There appear to be differences among these two companies, but not to this type of market where fundamentals are tossed aside on broad themes. Do you really see any difference in these charts?
Now the one area that they seem alike is the % of delinquents - both companies jumped to mid 8% range - this very comprehensive Barron's piece addresses that issue, along with 1 other that caught my attention and allowed me to differentiate AXP from the other two. It's a very in depth story so you can follow the link if you are interested, but I am only going to snip a few things.
- American Express' outlook isn't nearly as hopeless as is commonly thought on Wall Street. For one thing, unlike its peers, the company gets the bulk of its revenue and earnings from fee income generated by transaction volume, not the extension of credit. This is because charge cards, which are supposed to be paid off monthly, make up a substantial share of American Express' volume. AmEx therefore has substantially less credit risk.
- AmEx seems to have ample liquidity to ride out the current economic downturn without having to dilute shareholders by selling stock.
- MUCH OF AMEX'S RESILIENCE to tough times comes from a business model that emphasizes lower-risk transaction-fee volume rather than lending, according to Fox-Pitt Kelton analyst Bill Carcache. Last year, for example, AmEx cardholders used their charge and credit cards to buy $683 billion worth of goods and services, a volume that dwarfed that of their competitors. Chief among the transaction fees generated by this prodigious volume is the industry-high 2.5% fee that AmEx typically charges merchants for access to AmEx's big-spending cardholder population.
- AmEx gets to keep the bulk of this fee income, since unlike most card sponsors, the company runs a closed-loop network in which it issues and markets cards, handles all transaction processing and even "acquires" and directly pays off all its merchants around the globe. Most bank issuers have to share their merchant fees with the likes of Visa (V), MasterCard (MA) and First Data.

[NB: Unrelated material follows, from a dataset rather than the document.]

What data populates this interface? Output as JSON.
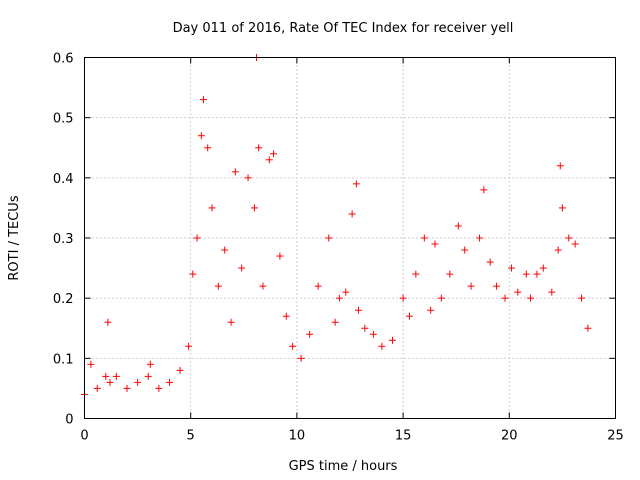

Now onto more differentiation
- Much of the investor concern over AmEx arises from the sudden surge in delinquencies and, even more damaging, loan charge-offs in excess of the company's competitors. This wasn't supposed to happen at American Express, given the company's more affluent customer base. Yet after lagging behind industry averages for most of 2008, charge-offs at AmEx began to skyrocket in the fourth quarter, according to closely watched monthly performance data taken from the company's major credit-card-receivables securitization.
- The jump in AmEx loan defaults, however, may not be as telling as it first appears. The rates of late have been pushed higher by a wicked denominator effect, as management began reducing outstanding credit to U.S. consumers in the second half of last year by cutting credit lines and raising interest rates and fees on accounts.

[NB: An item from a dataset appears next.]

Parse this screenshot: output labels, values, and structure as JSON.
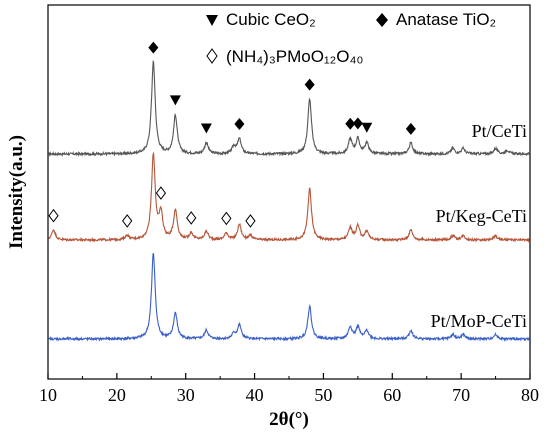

- The efforts earned AmEx some bad press for its hard-nosed tactics but enabled the company to reduce its U.S. credit-card receivables total (the denominator of the charge-off data) to $57.8 billion at the end of February from $65.9 billion at year-end 2007.
Again, in a normal rational market I could make some case (on a pullback) to go long AXP and marry it to a short of the more pure plays (with higher credit risk and less transaction fee) credit card companies. In this market? Who really knows what to do anymore since the program trades determine our fate on an hourly basis.